Les Lobi habitent dans des maisons en torchis traditionnelles, dotées de portes quasi invisibles et de toits en terrasse surmontés d’une bordure, qui font penser à de petits châteauxforts. Les bâtiments d’habitation sont assez éloignés les uns des autres, si bien que l’on se
croirait plutôt dans un habitat dispersé que dans des villages.
Dans la statuaire «lobi», il est possible de distinguer deux grandes catégories d’objets: les
bùthìba, statues de dimensions variables dont la fabrication est associée à des pratiques de
guérison; et les thílbià, statuettes nécessaires à l’installation des autels domestiques dédiés
aux aïeuls maternels. De cette seconde catégorie relèvent aussi les thílkõtína, représentations anthropomorphes qui sont destinées à présentifier la puissance de l’ancêtre protecteur
du groupe domestique.
La culture Sénoufo
Issus de différents groupes ethniques, les Sénoufo constituent la population rurale la plus
importante des savanes du nord de la Côte d’Ivoire. Ils possèdent un système de filiation
matrilinéaire, mais sont dirigés par des confréries qui regroupent leurs membres par classes
d’âge.
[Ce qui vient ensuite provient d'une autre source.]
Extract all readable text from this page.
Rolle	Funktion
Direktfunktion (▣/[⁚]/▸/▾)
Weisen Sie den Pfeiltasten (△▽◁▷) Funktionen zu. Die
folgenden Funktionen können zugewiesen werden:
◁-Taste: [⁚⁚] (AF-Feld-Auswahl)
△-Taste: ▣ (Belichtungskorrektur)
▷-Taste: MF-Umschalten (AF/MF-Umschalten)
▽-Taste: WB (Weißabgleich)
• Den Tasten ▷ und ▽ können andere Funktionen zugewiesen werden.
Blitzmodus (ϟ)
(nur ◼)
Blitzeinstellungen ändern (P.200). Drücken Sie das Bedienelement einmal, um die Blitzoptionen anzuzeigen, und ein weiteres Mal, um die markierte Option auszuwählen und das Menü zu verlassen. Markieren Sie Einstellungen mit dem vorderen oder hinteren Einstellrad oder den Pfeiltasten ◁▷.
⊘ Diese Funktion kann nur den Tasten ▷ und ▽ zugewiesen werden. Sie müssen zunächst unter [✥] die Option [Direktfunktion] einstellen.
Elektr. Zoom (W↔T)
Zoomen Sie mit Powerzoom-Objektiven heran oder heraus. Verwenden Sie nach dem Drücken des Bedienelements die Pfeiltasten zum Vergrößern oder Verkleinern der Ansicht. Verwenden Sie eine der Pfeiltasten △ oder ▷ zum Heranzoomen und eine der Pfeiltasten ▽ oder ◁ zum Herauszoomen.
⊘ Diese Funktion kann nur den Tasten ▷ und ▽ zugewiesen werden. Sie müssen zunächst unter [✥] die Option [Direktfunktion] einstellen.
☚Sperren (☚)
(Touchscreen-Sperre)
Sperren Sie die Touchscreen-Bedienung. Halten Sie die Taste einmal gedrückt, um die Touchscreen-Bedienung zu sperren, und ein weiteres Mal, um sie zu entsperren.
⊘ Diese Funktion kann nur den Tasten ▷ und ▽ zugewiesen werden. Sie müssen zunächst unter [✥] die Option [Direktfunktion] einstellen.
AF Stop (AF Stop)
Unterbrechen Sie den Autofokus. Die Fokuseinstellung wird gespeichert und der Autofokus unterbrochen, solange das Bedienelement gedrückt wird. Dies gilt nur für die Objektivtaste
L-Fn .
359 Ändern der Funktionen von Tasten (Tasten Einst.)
Les masques, les grandes statues et les bâtons d’apparat ornés de figures sont surtout utilisés lors des apparitions des membres de la société initiatique du Poro, à l’occasion
de funérailles ou d’activités auxquelles participe la communauté villageoise. Les statuettes
sont, en règle générale, réservées aux rites de divination.
Confectionnées par des sculpteurs sur bois ainsi que par des forgerons, les sculptures Sénoufo séduisent par leur diversité iconographique. Souvent, elles sont le fruit d’un travail collectif et doivent être plutôt attribuées à des ateliers qu’à un sculpteur en particulier. Mais on
sait, par ailleurs, que ces ateliers recouraient à des spécialistes avérés pour des commandes
plus difficiles à réaliser.
Artistes contemporains de Côte d’Ivoire
Au premier abord, les travaux des trois artistes présentés ici semblent se distinguer radicalement, tant sur le plan formel que thématique, de l’art des «maîtres anciens». De fait, jusqu’à présent, on a rarement exposé des créations d’art contemporain africain avec des
sculptures ou objets réalisés au XIXe ou au début du XXe siècle. L’une des raisons en est
que les sculpteurs africains plus jeunes ne souhaitent pas être perçus dans un contexte ethnographique, mais dans une perspective artistique. Car il faut bien se rendre à l’évidence: il
s’est produit une rupture entre les générations.
N’oublions pas à cet égard que tous les maîtres sculpteurs «classiques» ont vécu de très
près les invasions, les migrations et les bouleversements économiques qui ont accompagné
la colonisation de cette région d’Afrique de l’Ouest; à la fin du XIXe siècle, même «les plus
traditionnels» d’entre eux n’étaient pas coupés du monde extérieur.
Néanmoins, de nombreux artistes africains se confrontent avec les œuvres des générations
passées. Mais leur travail créatif n’est plus subordonné à des croyances traditionnelles et
leurs sculptures n’ont plus une fonction de médiation entre le monde des humains et celui de
l’Au-delà – elles témoignent d’une nouvelle conscience de leur propre valeur.